(1.) On 8 April, I dealt in this suit, which I will call suit "a", with an application by the receiver appointed in suit "a" who is defendant in Suit No. 1950 of 1987, which I shall call suit "b", a suit on a money claim by one Kedarnath. I declined on that occasion to make an order such as I thought, perhaps erroneously, was required of me, i. e., an order in the nature of one revoking or recalling leave to defend. I indicated or recommended in my judgment, as will appear from para. 3 from the end, that the receiver should regulate his future action upon the advice of counsel. After signing the judgment I did what I should have done before, namely consult the English practice in these matters, and having done so I thought it desirable, for reasons which I have to make apparent, to convert the recommendation into a direction to be incorporated in the order.
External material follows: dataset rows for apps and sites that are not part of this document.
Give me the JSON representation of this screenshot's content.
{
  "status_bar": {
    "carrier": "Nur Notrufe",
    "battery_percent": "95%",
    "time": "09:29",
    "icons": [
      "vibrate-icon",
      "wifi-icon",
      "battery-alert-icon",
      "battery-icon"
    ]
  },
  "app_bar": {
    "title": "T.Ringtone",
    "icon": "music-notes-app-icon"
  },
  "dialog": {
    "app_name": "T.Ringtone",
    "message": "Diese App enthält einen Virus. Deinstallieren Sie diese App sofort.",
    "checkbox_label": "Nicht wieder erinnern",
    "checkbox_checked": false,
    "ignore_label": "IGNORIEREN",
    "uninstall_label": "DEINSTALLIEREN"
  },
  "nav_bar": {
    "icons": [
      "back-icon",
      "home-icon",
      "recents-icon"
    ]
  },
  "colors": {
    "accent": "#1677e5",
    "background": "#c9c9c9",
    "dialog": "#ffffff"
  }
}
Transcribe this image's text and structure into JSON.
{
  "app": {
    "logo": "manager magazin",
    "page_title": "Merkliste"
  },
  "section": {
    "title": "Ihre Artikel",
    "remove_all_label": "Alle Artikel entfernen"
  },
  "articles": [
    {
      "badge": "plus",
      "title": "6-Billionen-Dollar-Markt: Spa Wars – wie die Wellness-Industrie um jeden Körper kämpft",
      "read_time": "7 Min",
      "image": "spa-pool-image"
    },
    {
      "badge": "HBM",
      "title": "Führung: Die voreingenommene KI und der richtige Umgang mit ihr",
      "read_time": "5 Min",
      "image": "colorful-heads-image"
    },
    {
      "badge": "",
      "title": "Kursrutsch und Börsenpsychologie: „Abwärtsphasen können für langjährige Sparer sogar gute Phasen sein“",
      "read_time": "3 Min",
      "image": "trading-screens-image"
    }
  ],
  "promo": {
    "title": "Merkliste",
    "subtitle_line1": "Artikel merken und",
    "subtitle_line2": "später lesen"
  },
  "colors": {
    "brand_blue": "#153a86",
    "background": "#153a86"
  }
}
This I did on the 16 in Court and in the presence, at any rate, of counsel for the defendant, and the added direction was minuted, but it was not listed and I gave no reasons, and it has perhaps on this account been suggested that there is something not quite respectable about the added direction.
(2.) Since it is undesirable that any suspicion should attach to this little direction and I have not the faintest desire to do anything in a clandestine or equivocal manner, I have had the application restored on notice to the parties in the suit, and, although in my opinion it is not necessary, on notice to the plaintiff in suit "b". Notice has not gone to the parties in suit "a", resident in Lucknow, some of whom are in fact minors, but some of the plaintiff's and some of the defendants are present in Court. The plain-tiff in Suit No. 1950 of 1937 does not appear on the application. Further, this being a public trust, the matter is more than usually one in which the responsibility is shared between the receiver and the Court. This having been done, the circumstances indicate the propriety of my taking the opportunity first to explain the principle and practice upon which my direction is based, and secondly to state the precise direction to be incorporated in the order. My original reason for looking into the English practice was to ascertain whether there existed anything to support the view, to the effect that leave to defend should have been granted only on notice to the plaintiff in suit "b" and after taking evidence, I found nothing, and in that respect therefore I am unable to depart from the view expressed on this point in my previous judgment; but what I did find, and should possibly have found earlier, are certain indications of a practice or usage, features of which might usefully be adopted by this Court and which to my mind point to the proper course to be followed in this matter.
(3.) I shall now state in outline how I understand that practice and how it compares with ours. In England the original application is usually made by one of the parties on notice to the other party to the suit in which the receiver is appointed. In England in any matter of complexity the Judge will probably require to have placed before him an opinion of counsel. In England in the order granting leave to defend there is incorporated a provision for indemnity in the matter of costs and expenses to be incurred by the receiver in defending the suit. In England it is also usual or common to insert in the order liberty to renew the application at different stages or any critical stage of the, suit. It is further the usage for the Judge to require on such renewed application in any matter of complexity a further opinion of counsel. In our practice, so far as I am familiar with it, it is almost invariably the receiver who applies, nor do I think it necessary to depart from that system. Rarely, if ever, is notice given even to the parties in the suit. That, in certain circumstance might, however, be desirable. In our practice the application is, as a rule, when made in Chamber, treated as a formality. Although" on certain occasions the Court may have required an opinion of counsel, generally speaking it is not demanded. Further, we have not yet, at any rate, adopted the system of making the application renewable, when the receiver wishes for further directions. So far as I know, it has been done usually by a fresh application. Having considered this practice, I do not feel myself to blame, excepting in one respect. I gave leave to defend more attention than is usual in an application of this kind, but now that I have seen what is done in England, I think that since this was an important matter involving difficult questions of equity, I should have required the opinion of counsel to be put before me rather than to proceed on such knowledge of that branch of law as I myself possess. That is the course I shall take in future. Secondly, that being the nature of the matter involved in the suit, I might usefully have made the application renewable as in the English practice.